Первым, что меня удивило за дверью, был слабый свет энергосберегающих ламп. Я был уверен, что станица не электрифицирована. Но эти помещения, по-видимому, питались с помощью имеющихся у казаков бензиновых генераторов. Понятия не имею, где казаки брали топливо. Прежде его можно было сливать из баков многочисленных стоящих на дорогах машин и из резервуаров бензозаправок, однако уже много лет как мародеры источили все легкодоступные запасы. Должно быть, выменивали путем бартера у торговцев. Электроэнергию, которую в Содружестве воспринимали как данность, казакам приходилось добывать кровью и потом.

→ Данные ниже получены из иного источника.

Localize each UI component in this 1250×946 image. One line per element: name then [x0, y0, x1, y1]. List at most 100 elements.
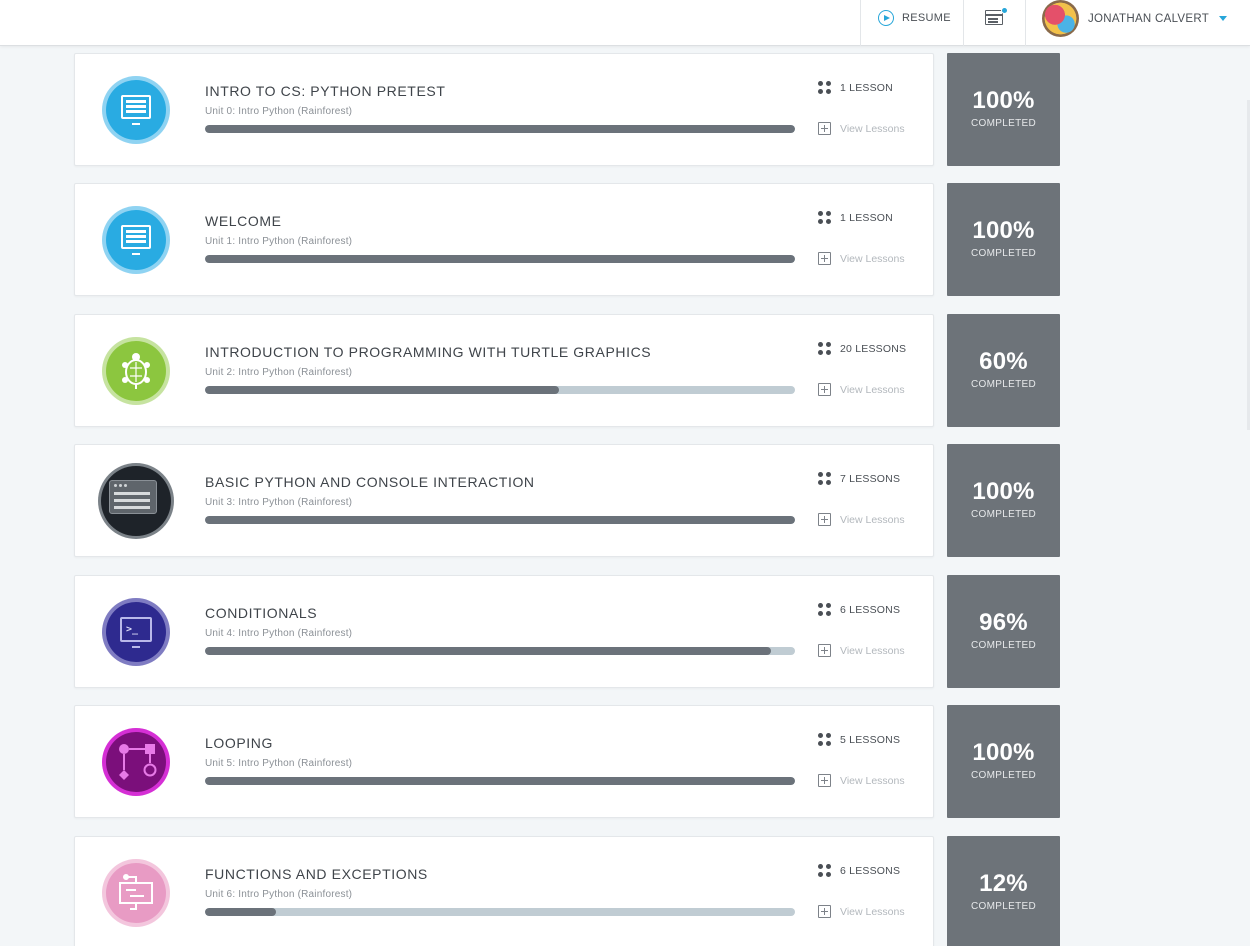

Меня повели на второй этаж технической пристройки, в небольшое помещение из двух комнат, выходящее маленьким окном на бывшие железнодорожные пути — видимо, когда-то тут сидел стрелочник или еще кто-то из чинов железнодорожной службы, следящий за состоянием тоннеля.
Сейчас это крохотное помещение было чем-то вроде штаба казацкой станицы и вид имело довольно колоритный — на стенках висели несколько выдубленных чучел в виде страшных голов диких собак и еще каких-то тварей, одна из которых даже напоминала немного медведя, которых я видел только в научно-популярных программах. На стене также висело двуствольное охотничье ружье и начерченная от руки карта, на полке хранились какие-то запыленные бумажные справочники и книги. В углу у окна стоял тяжелый стальной сейф, видимо, найденный где-то казаками во время исследования заброшенных построек. Пол устилали шкуры, которые, судя по всему, принадлежали диким псам.
Сам атаман сидел за большим деревянным столом, развернутым к окну, спиной к двери. На столе стояла старая канцелярская настольная лампа, жестяная пепельница, древний электрочайник и странно выглядящий здесь КПК, на всплывающий экран которого сейчас и глядел атаман.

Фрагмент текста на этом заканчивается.